Learn R Programming

R453Plus1Toolbox (version 1.22.0)

complexity.dust: Sequence Complexity Using The DUST Algorithm

Description

This function evaluates the sequence complexity using the DUST algorithm.

Usage

complexity.dust(object, xlab="Complexity score (0=high, 100=low)", ylab="Number of sequences", xlim=c(0, 100), col="firebrick1", breaks=100, ...)

Arguments

object
An object of class DNAStringSet, ShortRead or SFFContainer.
xlab
The X axis label.
ylab
The Y axis label.
xlim
The limits of the X axis.
col
The plotting color.
breaks
The number of breaks in the histogram (see ‘hist’).
...
Arguments to be passed to methods, such as graphical parameters (see ‘par’).

Value

A numeric vector containing the complexity score for each sequence.

Details

The complexity score is based on how often different trinucleotides occur and is scaled between 0 and 100. A sequence of homopolymer repeats (e.g.
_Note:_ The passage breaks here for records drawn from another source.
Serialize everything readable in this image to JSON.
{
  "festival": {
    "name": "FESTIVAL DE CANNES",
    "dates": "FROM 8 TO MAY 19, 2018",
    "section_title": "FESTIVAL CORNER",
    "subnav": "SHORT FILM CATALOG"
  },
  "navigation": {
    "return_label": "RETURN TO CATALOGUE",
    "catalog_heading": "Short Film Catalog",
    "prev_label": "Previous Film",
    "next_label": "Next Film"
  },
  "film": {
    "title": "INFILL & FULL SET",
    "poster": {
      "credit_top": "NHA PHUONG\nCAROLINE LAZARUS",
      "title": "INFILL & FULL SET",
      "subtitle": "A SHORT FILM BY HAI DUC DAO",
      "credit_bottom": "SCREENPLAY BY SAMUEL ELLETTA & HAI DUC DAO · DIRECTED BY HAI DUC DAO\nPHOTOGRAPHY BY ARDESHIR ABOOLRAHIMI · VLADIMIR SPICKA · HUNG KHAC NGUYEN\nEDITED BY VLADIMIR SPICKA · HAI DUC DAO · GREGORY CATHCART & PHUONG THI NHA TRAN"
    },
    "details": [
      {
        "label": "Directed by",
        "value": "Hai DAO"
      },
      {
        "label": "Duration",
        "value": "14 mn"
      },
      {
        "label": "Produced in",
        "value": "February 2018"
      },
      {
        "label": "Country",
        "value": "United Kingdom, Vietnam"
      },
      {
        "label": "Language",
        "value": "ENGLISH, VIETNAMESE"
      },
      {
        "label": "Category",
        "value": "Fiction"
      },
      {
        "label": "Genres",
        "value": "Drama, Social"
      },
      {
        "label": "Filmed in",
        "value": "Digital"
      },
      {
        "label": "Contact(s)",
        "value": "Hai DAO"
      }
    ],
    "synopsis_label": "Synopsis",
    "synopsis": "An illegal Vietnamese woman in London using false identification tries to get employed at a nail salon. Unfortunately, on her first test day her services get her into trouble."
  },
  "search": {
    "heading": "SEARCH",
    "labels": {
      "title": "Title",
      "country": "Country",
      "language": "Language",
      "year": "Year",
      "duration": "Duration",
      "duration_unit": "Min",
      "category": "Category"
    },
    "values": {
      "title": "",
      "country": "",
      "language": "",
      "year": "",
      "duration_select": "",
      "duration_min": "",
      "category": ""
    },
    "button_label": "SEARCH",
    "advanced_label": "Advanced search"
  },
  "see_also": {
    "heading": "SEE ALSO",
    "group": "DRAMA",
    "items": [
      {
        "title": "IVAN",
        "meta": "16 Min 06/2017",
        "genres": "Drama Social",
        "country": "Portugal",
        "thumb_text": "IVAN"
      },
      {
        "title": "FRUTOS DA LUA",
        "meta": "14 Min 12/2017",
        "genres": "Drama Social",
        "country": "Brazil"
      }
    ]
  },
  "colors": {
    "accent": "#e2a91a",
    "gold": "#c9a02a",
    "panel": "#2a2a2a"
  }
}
TTTTTTTTTT) has a score of 100, of dinucleotide repeats (e.g. TATATATATA) has a score around 49, and of trinucleotide repeats (e.g. TAGTAGTAG) has a score around 32. Scores above seven can be considered low-complexity.

References

Schmieder R. (2011) Quality control and preprocessing of metagenomic datasets. Bioinformatics, 2011 Mar 15;27(6):863-4.